Mais armas, mais mortes

Nota: Escrevi este artigo em 2012, logo após a tragédia de Newtown, em Connecticut. Acho que é relevante para a discussão que se dá no Brasil a respeito da maior liberalização na aquisição e porte de armas. É especialmente relevante para mim em face do assassinato de quatro pessoas, hoje (11/DEZ/2018) durante a missa na Catedral de Campinas, minha cidade natal. 

 

Duas Glock Nove

As vendas da Glock 19 – uma pistola semi-automática leve de 9 mm – subiram nos EUA após o chamado Massacre do Arizona, em 2011. O morticínio ocorreu na manhã de um sábado. Na segunda-feira a venda de pistolas semiautomáticas – Glock, a maioria delas – já registrava um aumento de 65% em Ohio, 60% no Arizona, 38% em Illinois, 22% em Nova York, 16% na Califórnia e 5% no restante do país em relação à mesma segunda-feira do ano anterior. Afinal, que prova melhor da eficácia da Glock do que a performance do assassino Jared Loughner?

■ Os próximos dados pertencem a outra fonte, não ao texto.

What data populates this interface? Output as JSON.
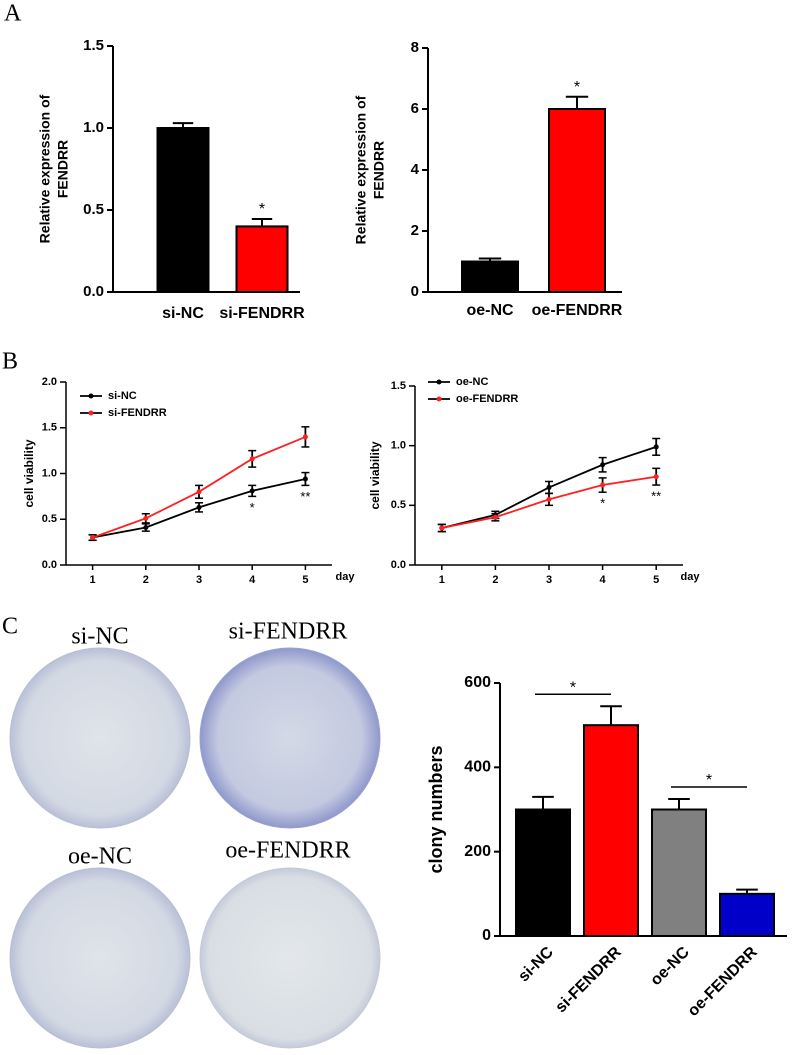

Usando uma Glock 19 equipada com magazine de alta capacidade, Loughner, de 22 anos, conseguiu em poucos minutos disparar os 33 tiros que feriram 13 pessoas e mataram seis, incluindo uma menina de nove anos nascida em 11 de setembro – data simbólica para os americanos. A congressista Gabrielle Giffords, alvo principal de Loughner, foi atingida mas escapou com vida. Giffords, que havia declarado ao New York Times também possuir uma pistola Glock, ainda tenta se recuperar dos danos neurológicos que sofreu. A bala da Glock de Loughner entrou por trás de sua cabeça, atravessou todo o hemisfério esquerdo de seu cérebro e saiu pela parte frontal, afetando-lhe a visão, a linguagem e a função motora. A matança só não foi maior porque Loughner deixou cair na calçada o magazine cheio de balas ao tentar recarregar a arma, dando aos presentes a chance de dominá-lo. O coronel da reserva Bill Badger, de 74 anos, que tinha sido ferido de raspão por um dos tiros, agarrou Loughner e jogou-o ao chão. “Bill é forte como um touro”, disse mais tarde a sua mulher.

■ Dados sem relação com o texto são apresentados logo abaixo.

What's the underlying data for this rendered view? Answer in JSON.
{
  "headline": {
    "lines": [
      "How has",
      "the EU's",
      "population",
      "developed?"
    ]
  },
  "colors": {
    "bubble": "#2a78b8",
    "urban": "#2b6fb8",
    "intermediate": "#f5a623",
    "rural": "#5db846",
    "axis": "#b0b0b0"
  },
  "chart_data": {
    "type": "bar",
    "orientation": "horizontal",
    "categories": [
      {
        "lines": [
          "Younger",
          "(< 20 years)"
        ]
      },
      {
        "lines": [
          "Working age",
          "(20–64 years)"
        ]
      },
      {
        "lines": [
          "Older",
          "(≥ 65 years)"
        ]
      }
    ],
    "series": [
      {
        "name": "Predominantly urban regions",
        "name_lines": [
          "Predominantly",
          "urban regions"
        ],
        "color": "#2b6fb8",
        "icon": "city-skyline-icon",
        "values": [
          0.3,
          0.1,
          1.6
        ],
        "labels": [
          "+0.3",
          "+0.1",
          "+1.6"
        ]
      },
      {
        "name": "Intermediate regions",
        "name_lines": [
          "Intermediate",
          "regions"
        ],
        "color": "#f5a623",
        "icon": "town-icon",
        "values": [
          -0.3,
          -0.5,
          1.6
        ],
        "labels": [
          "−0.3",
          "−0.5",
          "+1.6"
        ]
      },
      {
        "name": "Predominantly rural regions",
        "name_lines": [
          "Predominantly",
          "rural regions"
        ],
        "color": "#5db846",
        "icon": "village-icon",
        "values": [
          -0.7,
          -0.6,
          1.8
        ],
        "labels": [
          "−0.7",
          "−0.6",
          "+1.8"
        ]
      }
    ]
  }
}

Ao contrário de um revólver, que dispara uns minguados 6 ou 8 tiros e demora para ser recarregado, uma pistola semiautomática pode ser recarregada rapidamente e, dependendo do modelo, aceitar magazines com capacidade para 20 ou mais tiros. Devido à leveza e facilidade de uso, a Glock é a favorita dos bandidos e do público amante das armas. Numa homenagem insólita, o rapper T.I. cita o fabricante de armas austríaco na letra de “Two Glock Nines”:

“Two Glock nines

Any motherfucker whisperin about mine […]

So just gimme the keys

Or these motherfuckers with you are fin to witness ya bleed […]

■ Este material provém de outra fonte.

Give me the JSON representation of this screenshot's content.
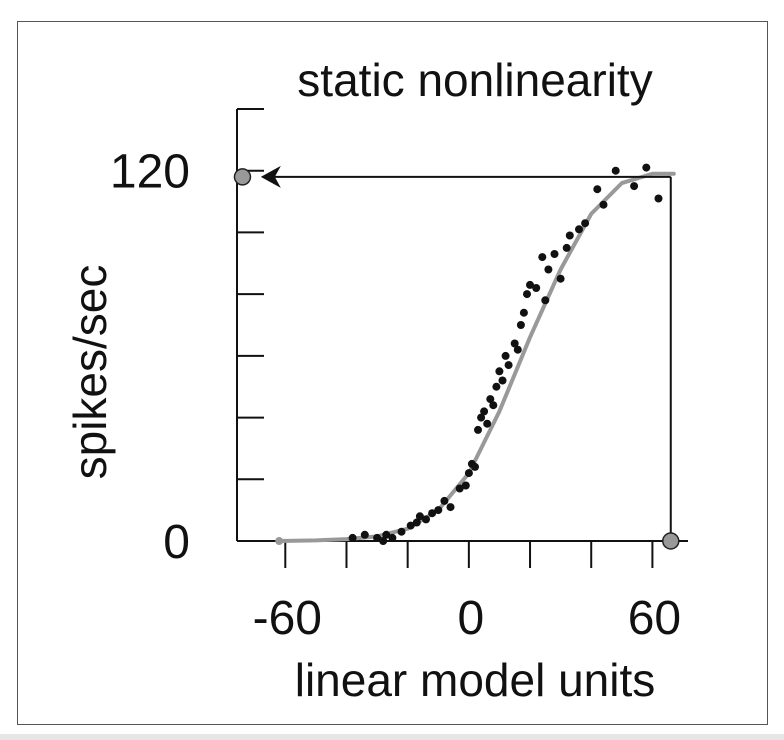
{
  "chart_data": {
    "type": "scatter",
    "title": "static nonlinearity",
    "xlabel": "linear model units",
    "ylabel": "spikes/sec",
    "xlim": [
      -65,
      70
    ],
    "ylim": [
      0,
      140
    ],
    "x_ticks": [
      -60,
      -40,
      -20,
      0,
      20,
      40,
      60
    ],
    "y_ticks": [
      0,
      20,
      40,
      60,
      80,
      100,
      120,
      140
    ],
    "x_tick_labels": [
      {
        "value": -60,
        "label": "-60"
      },
      {
        "value": 0,
        "label": "0"
      },
      {
        "value": 60,
        "label": "60"
      }
    ],
    "y_tick_labels": [
      {
        "value": 0,
        "label": "0"
      },
      {
        "value": 120,
        "label": "120"
      }
    ],
    "grid": false,
    "colors": {
      "points": "#111111",
      "fit_curve": "#999999",
      "markers": "#999999",
      "axes": "#111111"
    },
    "fit_curve": {
      "name": "",
      "points": [
        [
          -62,
          0
        ],
        [
          -50,
          0.2
        ],
        [
          -40,
          0.6
        ],
        [
          -30,
          1.5
        ],
        [
          -20,
          4
        ],
        [
          -10,
          10
        ],
        [
          0,
          22
        ],
        [
          10,
          42
        ],
        [
          20,
          66
        ],
        [
          30,
          88
        ],
        [
          40,
          106
        ],
        [
          50,
          116
        ],
        [
          60,
          119
        ],
        [
          67,
          119
        ]
      ]
    },
    "annotations": {
      "arrow": {
        "from": [
          66,
          118
        ],
        "to": [
          -68,
          118
        ]
      },
      "vertical_line": {
        "x": 66,
        "y_from": 0,
        "y_to": 118
      },
      "markers": [
        [
          66,
          0
        ],
        [
          -74,
          118
        ]
      ]
    },
    "series": [
      {
        "values": [
          [
            -38,
            1
          ],
          [
            -34,
            2
          ],
          [
            -30,
            1
          ],
          [
            -28,
            0
          ],
          [
            -27,
            2
          ],
          [
            -25,
            1
          ],
          [
            -22,
            3
          ],
          [
            -19,
            5
          ],
          [
            -17,
            6
          ],
          [
            -16,
            8
          ],
          [
            -14,
            7
          ],
          [
            -12,
            9
          ],
          [
            -10,
            10
          ],
          [
            -8,
            13
          ],
          [
            -6,
            11
          ],
          [
            -3,
            17
          ],
          [
            -1,
            18
          ],
          [
            0,
            22
          ],
          [
            1,
            25
          ],
          [
            2,
            24
          ],
          [
            3,
            36
          ],
          [
            4,
            40
          ],
          [
            5,
            42
          ],
          [
            6,
            38
          ],
          [
            7,
            46
          ],
          [
            8,
            44
          ],
          [
            9,
            50
          ],
          [
            10,
            55
          ],
          [
            11,
            52
          ],
          [
            12,
            60
          ],
          [
            13,
            57
          ],
          [
            15,
            64
          ],
          [
            16,
            62
          ],
          [
            17,
            70
          ],
          [
            18,
            74
          ],
          [
            19,
            80
          ],
          [
            20,
            83
          ],
          [
            22,
            82
          ],
          [
            24,
            92
          ],
          [
            25,
            78
          ],
          [
            26,
            88
          ],
          [
            28,
            93
          ],
          [
            30,
            85
          ],
          [
            32,
            95
          ],
          [
            33,
            99
          ],
          [
            36,
            101
          ],
          [
            38,
            103
          ],
          [
            42,
            114
          ],
          [
            44,
            109
          ],
          [
            48,
            120
          ],
          [
            54,
            115
          ],
          [
            58,
            121
          ],
          [
            62,
            111
          ]
        ]
      }
    ]
  }
}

Put your ass in a body bag, zip it and leave

Ain’t no motherfucker do it like I do

You and your nigga runnin’ up

Put two in him and two in you”

 

Em tradução livre:

 

“Duas Glock Nove

Pra esculachar qualquer X9 […]

Entrega o fubá

Ou esses manés vão te ver sangrar até […]

Voltar pra casa de rabecão

Otário algum me faz pagar pau

Você e o seu malaco vão abrir no pé?

Meto duas azeitonas nele e duas em você”

 

Joseph Zamudio, um dos homens que ajudaram a dominar Loughner, estava armado mas não conseguiu ou não teve tempo de atirar. Ou talvez tenha ficado com medo de ser baleado por outros presentes. Não faltam armas de fogo no Arizona, um dos estados com as leis mais liberais nesse quesito. Um amigo americano me perguntou, quando almoçávamos em um restaurante em Phoenix, se eu sabia o que era a pochete que a maioria dos homens do lugar trazia à cintura. Adivinhei, mas não queria acreditar. Um tiroteio que começasse ali faria vergonha às balas perdidas do Complexo do Alemão.

Talvez a inspiração para Loughner tenha vindo do Massacre de Virginia Tech, um outro assassinato em massa em que a Glock foi coadjuvante. Em abril de 2007, o estudante do Instituto Politécnico de Virginia, Seung-Hui Cho, de 23 anos, matou 32 pessoas e feriu outras 17. Cho usou uma Glock 19 com magazine de 15 tiros e uma Walther PPK com magazine de 10 tiros em dois ataques distintos, separados por um intervalo de duas horas. Em um dos ataques, o professor de engenharia Liviu Librescu, de 77 anos, bloqueou com o corpo a porta da sala de aula para dar a seus estudantes tempo de escapar pela janela. Librescu, que era judeu, sobreviveu aos campos de concentração de Hitler na Romênia mas não às balas que atravessaram a porta.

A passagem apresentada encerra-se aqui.